If Ukraine agreed to Vladimir Putin’s demands, handing over a vast chunk of the Donetsk Oblast province - where Moscow currently controls about 70 per cent – would hand the Russian president some of Ukraine’s finest redoubts and most doughty defenders.
It would include thousands of miles of pre-prepared trenches, tank traps that snake across the rolling landscape and pre-prepared ambush positions – a modern Maginot Line.
Britain’s ministry of defence has estimated it would take Russia “4.4 years” and nearly 2 million casualties to take the four provinces Putin wants to claim.

An agreement to freeze the frontlines where they are, but for Russia to settle for the land it has taken plus the Donetsk bonus, would probably save a couple of years fighting. If the battle for Bakhmut is an indication of how hard won Russian advances are, then a pause in the killing is a huge result for Putin who has lost 60,000 soldiers there.
Kramatorsk, just to the north of Donetsk, would be a harder fight. So would nearby Slaviansk. Hundreds of thousands of Russians would die in fights for those fortress cities. Slaviansk was hit by missiles last night, but knowing its residents, they’d fight invading Russians with broomsticks if they have to.
But if Trump can get Ukraine to agree to hand over the land – then Putin saves men and arms to reuse another day.
On Monday evening, Trump broke away from talks with Volodymyr Zelensky, the leaders of Britain, Germany, France, Italy, Finland plus the top representatives of Nato and the EU, to call Putin during their multilateral summit.
It is understood they spoke for 40 minutes.
Trump has spent much of this year trying to get a ceasefire agreed in Ukraine. He showed uncharacteristic irritation with Russia’s maximalist demands and over Putin’s refusal to respect calls to down weapons, even for a breather.
The US president even threatened economic sanctions, and sanctioned India, the second biggest importer of Russian oil, in an effort to get the Russian leader to comply.
But Putin, an indicted war criminal and wily operator, wangled a trip to Alaska and a summit with the US president where he persuaded Trump that a ceasefire wasn’t necessary.
He also managed to shift the debate about the future of Ukraine to “land swaps” and discussions about what bits of its land Ukraine would surrender in return for vague Trumpian commitments to “security guarantees”.
This makes no sense. Ukraine was invaded. Europe’s leaders each made it clear they backed Ukraine, wanted a ceasefire before any further talks, and that they would buy the weapons America has stopped giving to Ukraine.

The Financial Times reported that Ukraine had offered Trump a European-funded $100bn arms deal as part of a pact.

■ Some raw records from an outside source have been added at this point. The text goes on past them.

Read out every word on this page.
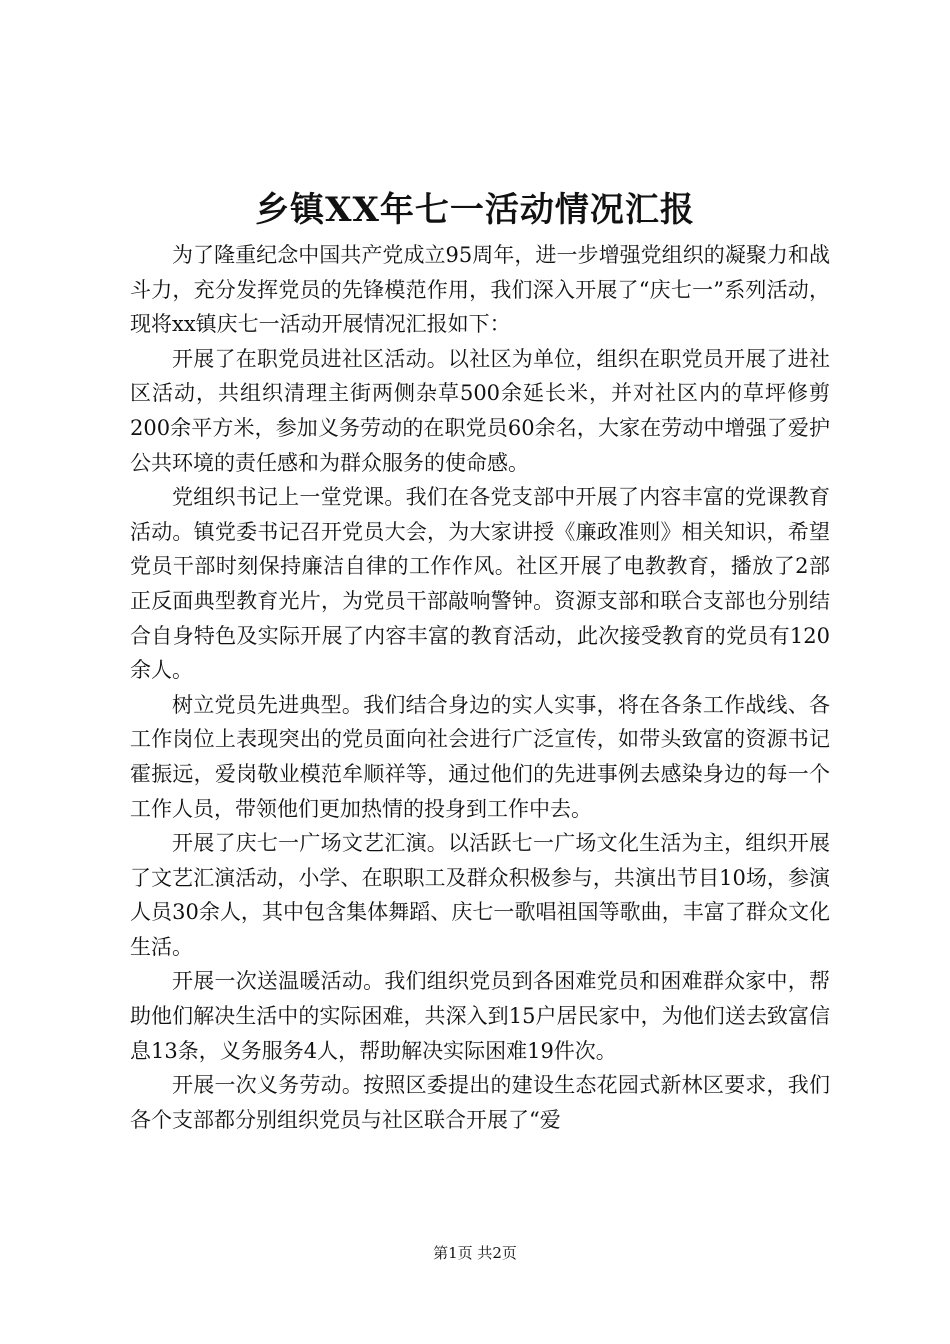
乡镇XX年七一活动情况汇报

为了隆重纪念中国共产党成立95周年，进一步增强党组织的凝聚力和战斗力，充分发挥党员的先锋模范作用，我们深入开展了“庆七一”系列活动，现将xx镇庆七一活动开展情况汇报如下：

开展了在职党员进社区活动。以社区为单位，组织在职党员开展了进社区活动，共组织清理主街两侧杂草500余延长米，并对社区内的草坪修剪200余平方米，参加义务劳动的在职党员60余名，大家在劳动中增强了爱护公共环境的责任感和为群众服务的使命感。

党组织书记上一堂党课。我们在各党支部中开展了内容丰富的党课教育活动。镇党委书记召开党员大会，为大家讲授《廉政准则》相关知识，希望党员干部时刻保持廉洁自律的工作作风。社区开展了电教教育，播放了2部正反面典型教育光片，为党员干部敲响警钟。资源支部和联合支部也分别结合自身特色及实际开展了内容丰富的教育活动，此次接受教育的党员有120余人。

树立党员先进典型。我们结合身边的实人实事，将在各条工作战线、各工作岗位上表现突出的党员面向社会进行广泛宣传，如带头致富的资源书记霍振远，爱岗敬业模范牟顺祥等，通过他们的先进事例去感染身边的每一个工作人员，带领他们更加热情的投身到工作中去。

开展了庆七一广场文艺汇演。以活跃七一广场文化生活为主，组织开展了文艺汇演活动，小学、在职职工及群众积极参与，共演出节目10场，参演人员30余人，其中包含集体舞蹈、庆七一歌唱祖国等歌曲，丰富了群众文化生活。

开展一次送温暖活动。我们组织党员到各困难党员和困难群众家中，帮助他们解决生活中的实际困难，共深入到15户居民家中，为他们送去致富信息13条，义务服务4人，帮助解决实际困难19件次。

开展一次义务劳动。按照区委提出的建设生态花园式新林区要求，我们各个支部都分别组织党员与社区联合开展了“爱

第1页 共2页
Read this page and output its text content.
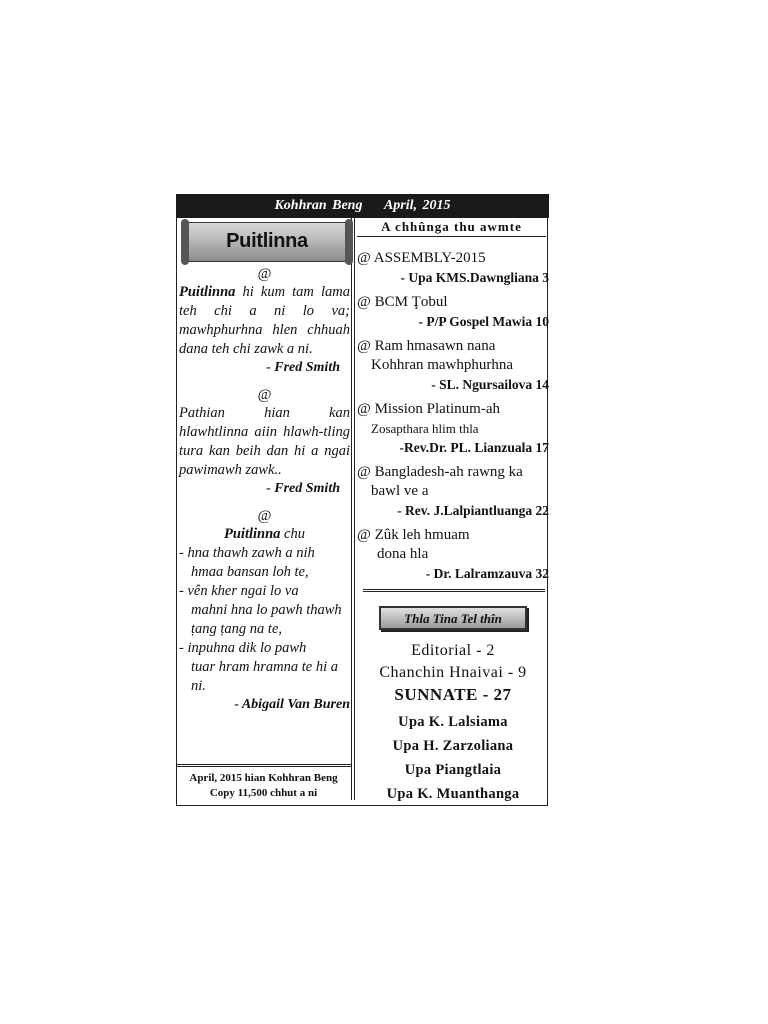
Kohhran Beng April, 2015
Puitlinna

@

Puitlinna hi kum tam lama teh chi a ni lo va; mawhphurhna hlen chhuah dana teh chi zawk a ni.

- Fred Smith

@

Pathian hian kan hlawhtlinna aiin hlawh-tling tura kan beih dan hi a ngai pawimawh zawk..

- Fred Smith

@

Puitlinna chu

- hna thawh zawh a nih
hmaa bansan loh te,
- vên kher ngai lo va
mahni hna lo pawh thawh ṭang ṭang na te,
- inpuhna dik lo pawh
tuar hram hramna te hi a ni.
- Abigail Van Buren
April, 2015 hian Kohhran Beng
Copy 11,500 chhut a ni
A chhûnga thu awmte
@ ASSEMBLY-2015
- Upa KMS.Dawngliana 3
@ BCM Ţobul
- P/P Gospel Mawia 10
@ Ram hmasawn nana
Kohhran mawhphurhna
- SL. Ngursailova 14
@ Mission Platinum-ah
Zosapthara hlim thla
-Rev.Dr. PL. Lianzuala 17
@ Bangladesh-ah rawng ka
bawl ve a
- Rev. J.Lalpiantluanga 22
@ Zûk leh hmuam
dona hla
- Dr. Lalramzauva 32
Thla Tina Tel thîn
Editorial - 2
Chanchin Hnaivai - 9
SUNNATE - 27
Upa K. Lalsiama
Upa H. Zarzoliana
Upa Piangtlaia
Upa K. Muanthanga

Trump has every incentive to hold Putin’s feet to a fire and demand he get out of Ukraine – or burn.
The US could join its allies in Ukraine to defend Europe, it could back its legal demands for territorial integrity, its accession to Nato and celebrate that it is a democracy not a dictatorship. It could also make money by selling weapons and exploiting Ukraine’s vast mineral deposits.
Trump could show the Kremlin that it could lose this war – not offer Putin a war bonus of the best defended territory currently in Ukrainian hands.
But as he sat hanging on the telephone in a call to a man he much admires, it is clear that he’ll do nothing of that kind.
He’s figuring out how to betray what his country once stood for, for a man who is everything it once stood against. And he probably called that man for help to do it.